O automóvel foi rompendo a montanha, curva após curva, sob o sol fosco do final de tarde. O rapaz, já adulto, seguia instalado no lugar do pendura e eu exactamente atrás, rodeados por uma floresta toda enfeitada de luz e sombras escorrendo em direcção ao solo, em direcção à noite.
Eu, contudo, não via a terra, nem as árvores, nem os rebanhos. Para mim não existia nada senão o braço direito daquele homem fora da janela do veículo, pendurado na paisagem.
Ele abria a mão contra o vento, deixando-o embater na palma e escorrer depois pelo espaço entre os dedos. A seguir, mexia o braço em movimentos de onda, como se o mergulhasse na serra. Por fim, fechava a mão e tocava os dedos uns nos outros repetidamente, amaciando as extremidades e sentindo a textura do ar.
Observei-o durante todo o percurso, sem me conseguir mexer, pois depressa percebi que nada de banal existia naqueles gestos: o braço esticado do homem à minha frente tocava os ventos, escolhia o que lhes convinha e capturava-os depois para si com toques cirúrgicos. O braço daquele rapaz debruçado na janela era uma verdadeira rede à pesca de alimento. Nas mãos, nos bolsos, na garganta... Em todas as partes que podia, ele guardava um punhado de vendaval.
Na montanha, ficou um rasto de fumo do automóvel e um tufão por catalogar.
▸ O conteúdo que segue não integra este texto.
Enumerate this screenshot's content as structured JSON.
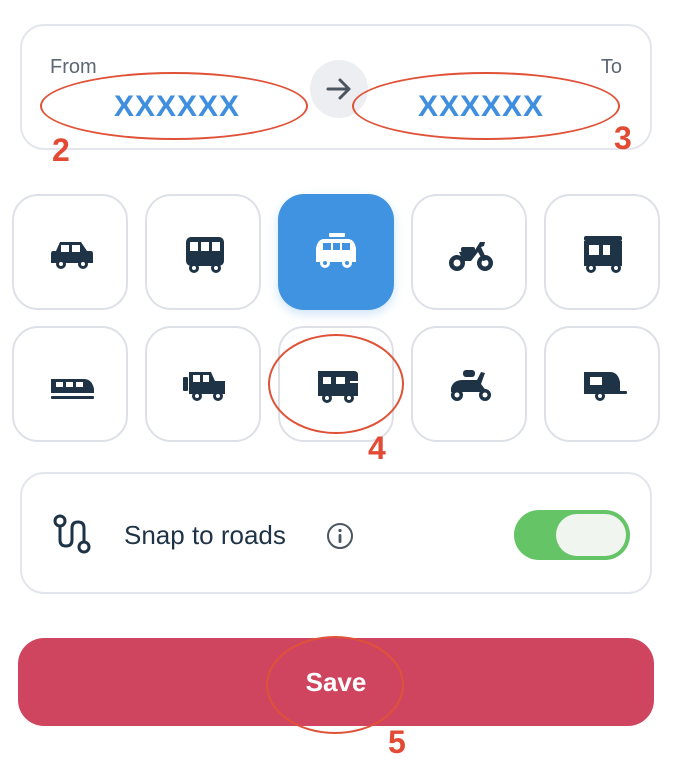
{
  "route": {
    "from_label": "From",
    "from_value": "XXXXXX",
    "to_label": "To",
    "to_value": "XXXXXX",
    "swap_icon": "arrow-right-icon"
  },
  "vehicles": [
    {
      "id": "car",
      "icon": "car-icon",
      "selected": false
    },
    {
      "id": "bus",
      "icon": "bus-icon",
      "selected": false
    },
    {
      "id": "van",
      "icon": "van-icon",
      "selected": true
    },
    {
      "id": "motorcycle",
      "icon": "motorcycle-icon",
      "selected": false
    },
    {
      "id": "tuk-tuk",
      "icon": "tuk-tuk-icon",
      "selected": false
    },
    {
      "id": "train",
      "icon": "train-icon",
      "selected": false
    },
    {
      "id": "jeep",
      "icon": "jeep-icon",
      "selected": false
    },
    {
      "id": "camper",
      "icon": "camper-icon",
      "selected": false
    },
    {
      "id": "scooter",
      "icon": "scooter-icon",
      "selected": false
    },
    {
      "id": "caravan",
      "icon": "caravan-icon",
      "selected": false
    }
  ],
  "snap": {
    "label": "Snap to roads",
    "enabled": true,
    "route_icon": "route-icon",
    "info_icon": "info-icon"
  },
  "save_label": "Save",
  "annotations": [
    "2",
    "3",
    "4",
    "5"
  ],
  "colors": {
    "accent": "#3f93e0",
    "save": "#cf4560",
    "toggle_on": "#64c466",
    "annotation": "#e24a33",
    "icon": "#1e3346"
  }
}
E o tempo passa mas eu fixo-me para sempre nessa imagem, que é o seu braço iluminado a balançar ao ritmo do ziguezagueado do carro em viagem, sem nunca recolher.
Ainda hoje, a colheita persiste. E é tal o volume que, à mínima hipótese, todas as correntes acumuladas transbordam corpo fora e à volta do homem registam-se ciclones devastadores. É tão belo quanto mortífero amar alguém assim.
Existem pessoas feitas de vento, o que não quer dizer que sejam cabeça de vento. Desde aquele dia, creio ser esse o caso de meu irmão. Rapaz por fora, furacão por dentro. Homem-vento.